L’occasion pour Bruno Retailleau de souligner qu’il participe avec Force Républicaine à la réflexion sur le projet européen des Républicains dont les fondations seront posées le 30 juin prochain à Menton, lors d’un Conseil national dédié.

« Nous voulons une Europe qui porte un projet de civilisation avec nos valeurs et un projet de protection sur l’immigration, sur les emplois, cette Europe qu’Emmanuel Macron ne veut pas » , observe le sénateur "les Républicains" de Vendée qui prend toute sa part à la reconstruction de notre famille politique

« Nous avons besoin de nous redéfinir et de faire des propositions sur tous le sujets qui concernent au quotidien la vie des Français. Penser ainsi aux Français c’est reconstruire une droite avec de vraies valeurs. Et c’est à partir des idées que l’on va pouvoir combattre nos adversaires politiques », note-t-il.
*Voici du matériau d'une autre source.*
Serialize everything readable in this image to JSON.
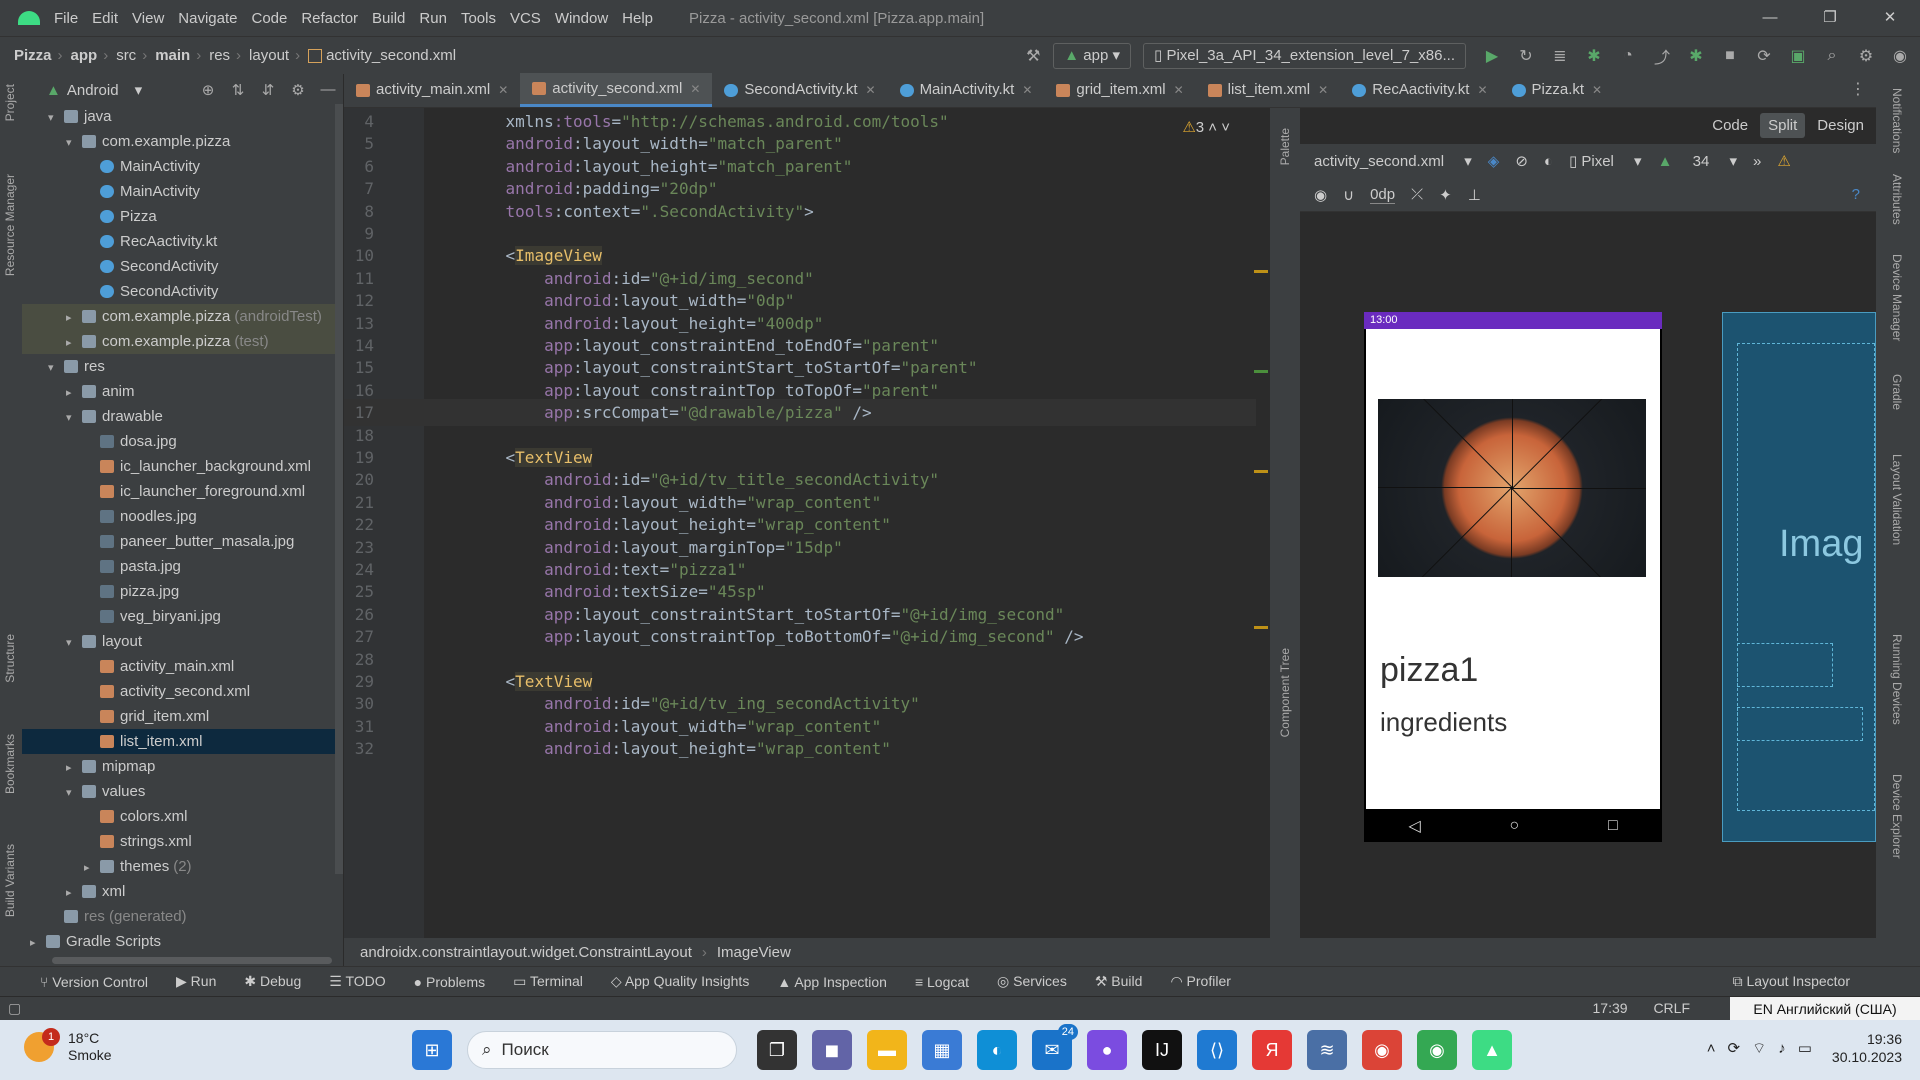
{
  "window": {
    "title": "Pizza - activity_second.xml [Pizza.app.main]",
    "menu": [
      "File",
      "Edit",
      "View",
      "Navigate",
      "Code",
      "Refactor",
      "Build",
      "Run",
      "Tools",
      "VCS",
      "Window",
      "Help"
    ],
    "controls": [
      "—",
      "❐",
      "✕"
    ]
  },
  "nav": {
    "crumbs": [
      "Pizza",
      "app",
      "src",
      "main",
      "res",
      "layout"
    ],
    "file": "activity_second.xml",
    "run_config": "app",
    "device": "Pixel_3a_API_34_extension_level_7_x86..."
  },
  "project": {
    "view": "Android",
    "tree": [
      {
        "label": "java",
        "depth": 1,
        "arrow": "▾",
        "icon": "folder"
      },
      {
        "label": "com.example.pizza",
        "depth": 2,
        "arrow": "▾",
        "icon": "pkg"
      },
      {
        "label": "MainActivity",
        "depth": 3,
        "icon": "kt"
      },
      {
        "label": "MainActivity",
        "depth": 3,
        "icon": "kt"
      },
      {
        "label": "Pizza",
        "depth": 3,
        "icon": "kt"
      },
      {
        "label": "RecAactivity.kt",
        "depth": 3,
        "icon": "kt"
      },
      {
        "label": "SecondActivity",
        "depth": 3,
        "icon": "kt"
      },
      {
        "label": "SecondActivity",
        "depth": 3,
        "icon": "kt"
      },
      {
        "label": "com.example.pizza",
        "suffix": "(androidTest)",
        "depth": 2,
        "arrow": "▸",
        "icon": "pkg",
        "hl": true
      },
      {
        "label": "com.example.pizza",
        "suffix": "(test)",
        "depth": 2,
        "arrow": "▸",
        "icon": "pkg",
        "hl": true
      },
      {
        "label": "res",
        "depth": 1,
        "arrow": "▾",
        "icon": "folder"
      },
      {
        "label": "anim",
        "depth": 2,
        "arrow": "▸",
        "icon": "folder"
      },
      {
        "label": "drawable",
        "depth": 2,
        "arrow": "▾",
        "icon": "folder"
      },
      {
        "label": "dosa.jpg",
        "depth": 3,
        "icon": "img"
      },
      {
        "label": "ic_launcher_background.xml",
        "depth": 3,
        "icon": "xml"
      },
      {
        "label": "ic_launcher_foreground.xml",
        "depth": 3,
        "icon": "xml"
      },
      {
        "label": "noodles.jpg",
        "depth": 3,
        "icon": "img"
      },
      {
        "label": "paneer_butter_masala.jpg",
        "depth": 3,
        "icon": "img"
      },
      {
        "label": "pasta.jpg",
        "depth": 3,
        "icon": "img"
      },
      {
        "label": "pizza.jpg",
        "depth": 3,
        "icon": "img"
      },
      {
        "label": "veg_biryani.jpg",
        "depth": 3,
        "icon": "img"
      },
      {
        "label": "layout",
        "depth": 2,
        "arrow": "▾",
        "icon": "folder"
      },
      {
        "label": "activity_main.xml",
        "depth": 3,
        "icon": "xml"
      },
      {
        "label": "activity_second.xml",
        "depth": 3,
        "icon": "xml"
      },
      {
        "label": "grid_item.xml",
        "depth": 3,
        "icon": "xml"
      },
      {
        "label": "list_item.xml",
        "depth": 3,
        "icon": "xml",
        "sel": true
      },
      {
        "label": "mipmap",
        "depth": 2,
        "arrow": "▸",
        "icon": "folder"
      },
      {
        "label": "values",
        "depth": 2,
        "arrow": "▾",
        "icon": "folder"
      },
      {
        "label": "colors.xml",
        "depth": 3,
        "icon": "xml"
      },
      {
        "label": "strings.xml",
        "depth": 3,
        "icon": "xml"
      },
      {
        "label": "themes",
        "suffix": "(2)",
        "depth": 3,
        "arrow": "▸",
        "icon": "folder"
      },
      {
        "label": "xml",
        "depth": 2,
        "arrow": "▸",
        "icon": "folder"
      },
      {
        "label": "res (generated)",
        "depth": 1,
        "icon": "folder",
        "dim": true
      },
      {
        "label": "Gradle Scripts",
        "depth": 0,
        "arrow": "▸",
        "icon": "folder"
      }
    ]
  },
  "tabs": [
    {
      "label": "activity_main.xml"
    },
    {
      "label": "activity_second.xml",
      "active": true
    },
    {
      "label": "SecondActivity.kt"
    },
    {
      "label": "MainActivity.kt"
    },
    {
      "label": "grid_item.xml"
    },
    {
      "label": "list_item.xml"
    },
    {
      "label": "RecAactivity.kt"
    },
    {
      "label": "Pizza.kt"
    }
  ],
  "editor": {
    "warnings": "3",
    "current_line": 17,
    "lines": [
      {
        "n": 4,
        "c": [
          [
            "    ",
            ""
          ],
          [
            "xmlns",
            ""
          ],
          [
            ":tools",
            "ns"
          ],
          [
            "=",
            ""
          ],
          [
            "\"http://schemas.android.com/tools\"",
            "str"
          ]
        ]
      },
      {
        "n": 5,
        "c": [
          [
            "    ",
            ""
          ],
          [
            "android",
            "ns"
          ],
          [
            ":layout_width",
            ""
          ],
          [
            "=",
            ""
          ],
          [
            "\"match_parent\"",
            "str"
          ]
        ]
      },
      {
        "n": 6,
        "c": [
          [
            "    ",
            ""
          ],
          [
            "android",
            "ns"
          ],
          [
            ":layout_height",
            ""
          ],
          [
            "=",
            ""
          ],
          [
            "\"match_parent\"",
            "str"
          ]
        ]
      },
      {
        "n": 7,
        "c": [
          [
            "    ",
            ""
          ],
          [
            "android",
            "ns"
          ],
          [
            ":padding",
            ""
          ],
          [
            "=",
            ""
          ],
          [
            "\"20dp\"",
            "str"
          ]
        ]
      },
      {
        "n": 8,
        "c": [
          [
            "    ",
            ""
          ],
          [
            "tools",
            "ns"
          ],
          [
            ":context",
            ""
          ],
          [
            "=",
            ""
          ],
          [
            "\".SecondActivity\"",
            "str"
          ],
          [
            ">",
            ""
          ]
        ]
      },
      {
        "n": 9,
        "c": []
      },
      {
        "n": 10,
        "c": [
          [
            "    ",
            ""
          ],
          [
            "<",
            ""
          ],
          [
            "ImageView",
            "tag"
          ]
        ]
      },
      {
        "n": 11,
        "c": [
          [
            "        ",
            ""
          ],
          [
            "android",
            "ns"
          ],
          [
            ":id",
            ""
          ],
          [
            "=",
            ""
          ],
          [
            "\"@+id/img_second\"",
            "str"
          ]
        ]
      },
      {
        "n": 12,
        "c": [
          [
            "        ",
            ""
          ],
          [
            "android",
            "ns"
          ],
          [
            ":layout_width",
            ""
          ],
          [
            "=",
            ""
          ],
          [
            "\"0dp\"",
            "str"
          ]
        ]
      },
      {
        "n": 13,
        "c": [
          [
            "        ",
            ""
          ],
          [
            "android",
            "ns"
          ],
          [
            ":layout_height",
            ""
          ],
          [
            "=",
            ""
          ],
          [
            "\"400dp\"",
            "str"
          ]
        ]
      },
      {
        "n": 14,
        "c": [
          [
            "        ",
            ""
          ],
          [
            "app",
            "ns"
          ],
          [
            ":layout_constraintEnd_toEndOf",
            ""
          ],
          [
            "=",
            ""
          ],
          [
            "\"parent\"",
            "str"
          ]
        ]
      },
      {
        "n": 15,
        "c": [
          [
            "        ",
            ""
          ],
          [
            "app",
            "ns"
          ],
          [
            ":layout_constraintStart_toStartOf",
            ""
          ],
          [
            "=",
            ""
          ],
          [
            "\"parent\"",
            "str"
          ]
        ]
      },
      {
        "n": 16,
        "c": [
          [
            "        ",
            ""
          ],
          [
            "app",
            "ns"
          ],
          [
            ":layout_constraintTop_toTopOf",
            ""
          ],
          [
            "=",
            ""
          ],
          [
            "\"parent\"",
            "str"
          ]
        ]
      },
      {
        "n": 17,
        "c": [
          [
            "        ",
            ""
          ],
          [
            "app",
            "ns"
          ],
          [
            ":srcCompat",
            ""
          ],
          [
            "=",
            ""
          ],
          [
            "\"@drawable/pizza\"",
            "str"
          ],
          [
            " />",
            ""
          ]
        ]
      },
      {
        "n": 18,
        "c": []
      },
      {
        "n": 19,
        "c": [
          [
            "    ",
            ""
          ],
          [
            "<",
            ""
          ],
          [
            "TextView",
            "tag"
          ]
        ]
      },
      {
        "n": 20,
        "c": [
          [
            "        ",
            ""
          ],
          [
            "android",
            "ns"
          ],
          [
            ":id",
            ""
          ],
          [
            "=",
            ""
          ],
          [
            "\"@+id/tv_title_secondActivity\"",
            "str"
          ]
        ]
      },
      {
        "n": 21,
        "c": [
          [
            "        ",
            ""
          ],
          [
            "android",
            "ns"
          ],
          [
            ":layout_width",
            ""
          ],
          [
            "=",
            ""
          ],
          [
            "\"wrap_content\"",
            "str"
          ]
        ]
      },
      {
        "n": 22,
        "c": [
          [
            "        ",
            ""
          ],
          [
            "android",
            "ns"
          ],
          [
            ":layout_height",
            ""
          ],
          [
            "=",
            ""
          ],
          [
            "\"wrap_content\"",
            "str"
          ]
        ]
      },
      {
        "n": 23,
        "c": [
          [
            "        ",
            ""
          ],
          [
            "android",
            "ns"
          ],
          [
            ":layout_marginTop",
            ""
          ],
          [
            "=",
            ""
          ],
          [
            "\"15dp\"",
            "str"
          ]
        ]
      },
      {
        "n": 24,
        "c": [
          [
            "        ",
            ""
          ],
          [
            "android",
            "ns"
          ],
          [
            ":text",
            ""
          ],
          [
            "=",
            ""
          ],
          [
            "\"pizza1\"",
            "str"
          ]
        ]
      },
      {
        "n": 25,
        "c": [
          [
            "        ",
            ""
          ],
          [
            "android",
            "ns"
          ],
          [
            ":textSize",
            ""
          ],
          [
            "=",
            ""
          ],
          [
            "\"45sp\"",
            "str"
          ]
        ]
      },
      {
        "n": 26,
        "c": [
          [
            "        ",
            ""
          ],
          [
            "app",
            "ns"
          ],
          [
            ":layout_constraintStart_toStartOf",
            ""
          ],
          [
            "=",
            ""
          ],
          [
            "\"@+id/img_second\"",
            "str"
          ]
        ]
      },
      {
        "n": 27,
        "c": [
          [
            "        ",
            ""
          ],
          [
            "app",
            "ns"
          ],
          [
            ":layout_constraintTop_toBottomOf",
            ""
          ],
          [
            "=",
            ""
          ],
          [
            "\"@+id/img_second\"",
            "str"
          ],
          [
            " />",
            ""
          ]
        ]
      },
      {
        "n": 28,
        "c": []
      },
      {
        "n": 29,
        "c": [
          [
            "    ",
            ""
          ],
          [
            "<",
            ""
          ],
          [
            "TextView",
            "tag"
          ]
        ]
      },
      {
        "n": 30,
        "c": [
          [
            "        ",
            ""
          ],
          [
            "android",
            "ns"
          ],
          [
            ":id",
            ""
          ],
          [
            "=",
            ""
          ],
          [
            "\"@+id/tv_ing_secondActivity\"",
            "str"
          ]
        ]
      },
      {
        "n": 31,
        "c": [
          [
            "        ",
            ""
          ],
          [
            "android",
            "ns"
          ],
          [
            ":layout_width",
            ""
          ],
          [
            "=",
            ""
          ],
          [
            "\"wrap_content\"",
            "str"
          ]
        ]
      },
      {
        "n": 32,
        "c": [
          [
            "        ",
            ""
          ],
          [
            "android",
            "ns"
          ],
          [
            ":layout_height",
            ""
          ],
          [
            "=",
            ""
          ],
          [
            "\"wrap_content\"",
            "str"
          ]
        ]
      }
    ]
  },
  "preview": {
    "modes": [
      "Code",
      "Split",
      "Design"
    ],
    "active_mode": "Split",
    "file": "activity_second.xml",
    "device": "Pixel",
    "api": "34",
    "margin": "0dp",
    "phone_time": "13:00",
    "title_text": "pizza1",
    "ingredients_text": "ingredients",
    "blueprint_text": "Imag"
  },
  "side_labels": {
    "left": [
      "Project",
      "Resource Manager",
      "Structure",
      "Bookmarks",
      "Build Variants"
    ],
    "right": [
      "Notifications",
      "Attributes",
      "Device Manager",
      "Gradle",
      "Layout Validation",
      "Running Devices",
      "Device Explorer"
    ],
    "preview_left": [
      "Palette",
      "Component Tree"
    ]
  },
  "breadcrumb": [
    "androidx.constraintlayout.widget.ConstraintLayout",
    "ImageView"
  ],
  "toolwindows": [
    "Version Control",
    "Run",
    "Debug",
    "TODO",
    "Problems",
    "Terminal",
    "App Quality Insights",
    "App Inspection",
    "Logcat",
    "Services",
    "Build",
    "Profiler"
  ],
  "layout_inspector": "Layout Inspector",
  "status": {
    "position": "17:39",
    "line_sep": "CRLF",
    "lang": "EN Английский (США)"
  },
  "taskbar": {
    "temp": "18°C",
    "weather": "Smoke",
    "weather_badge": "1",
    "search": "Поиск",
    "mail_badge": "24",
    "time": "19:36",
    "date": "30.10.2023"
  }
}
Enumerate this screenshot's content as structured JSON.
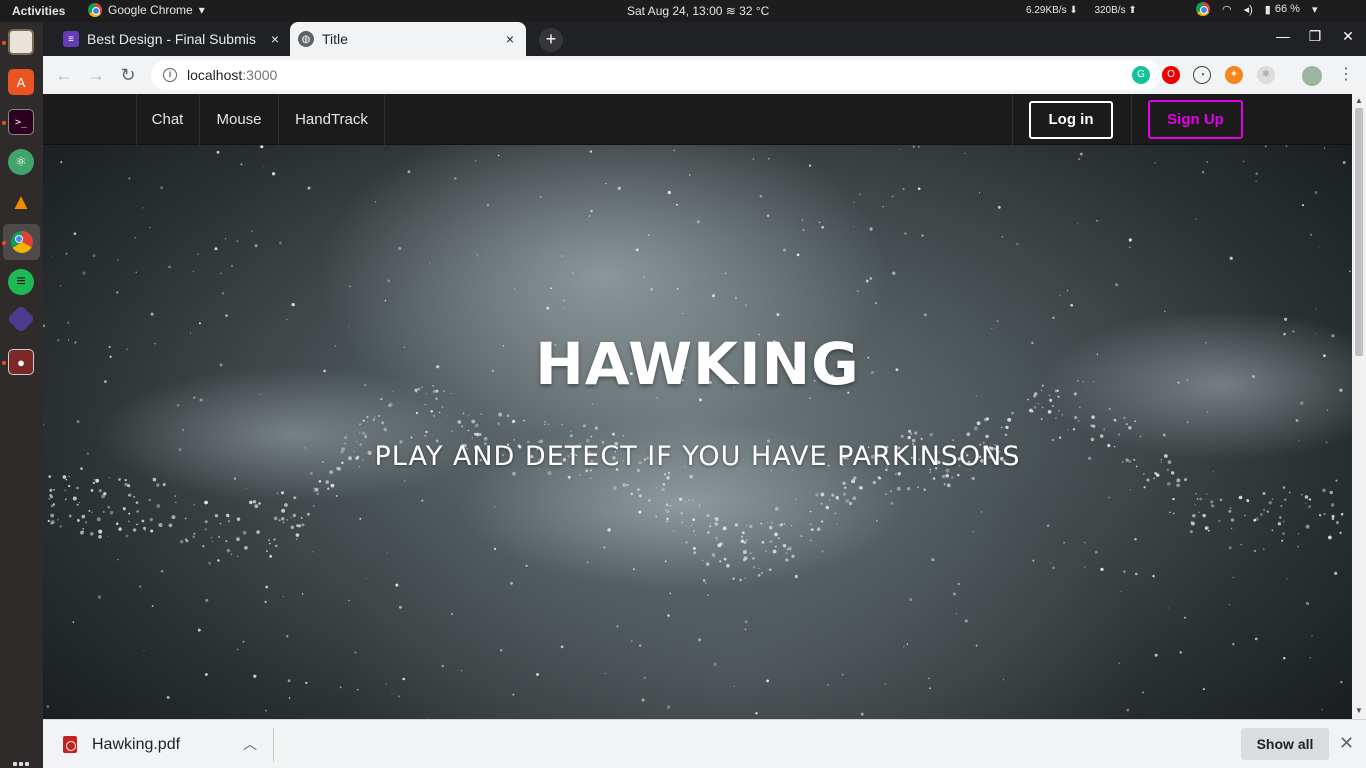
{
  "os_topbar": {
    "activities": "Activities",
    "app_name": "Google Chrome",
    "clock": "Sat Aug 24, 13:00",
    "weather": "32 °C",
    "net_down": "6.29KB/s",
    "net_up": "320B/s",
    "battery": "66 %"
  },
  "dock": {
    "items": [
      "files-icon",
      "software-center-icon",
      "terminal-icon",
      "atom-icon",
      "vlc-icon",
      "chrome-icon",
      "spotify-icon",
      "kdenlive-icon",
      "screen-recorder-icon"
    ]
  },
  "browser": {
    "tabs": [
      {
        "title": "Best Design - Final Submis",
        "close": "×"
      },
      {
        "title": "Title",
        "close": "×"
      }
    ],
    "new_tab": "+",
    "url_host": "localhost",
    "url_port": ":3000"
  },
  "page": {
    "nav_links": [
      "Chat",
      "Mouse",
      "HandTrack"
    ],
    "login_label": "Log in",
    "signup_label": "Sign Up",
    "hero_title": "HAWKING",
    "hero_subtitle": "PLAY AND DETECT IF YOU HAVE PARKINSONS",
    "accent_color": "#e600e6"
  },
  "downloads": {
    "file_name": "Hawking.pdf",
    "show_all": "Show all"
  }
}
Lors de cette interview, Bruno Retailleau a évoqué la programmation du chanteur pro-djihad Medine au Bataclan en octobre prochain. « Programmer un chanteur qui fait l’éloge du djihad pratiquement trois ans, jour pour jour, dans cette salle qui a vu le massacre de 90 personnes, c’est une profanation. Ces morts français, la nation entière leur doit le respect. Et que dit le chef de l’État ? » interroge le président du groupe "les Républicains" particulièrement étonné du silence du président de la République.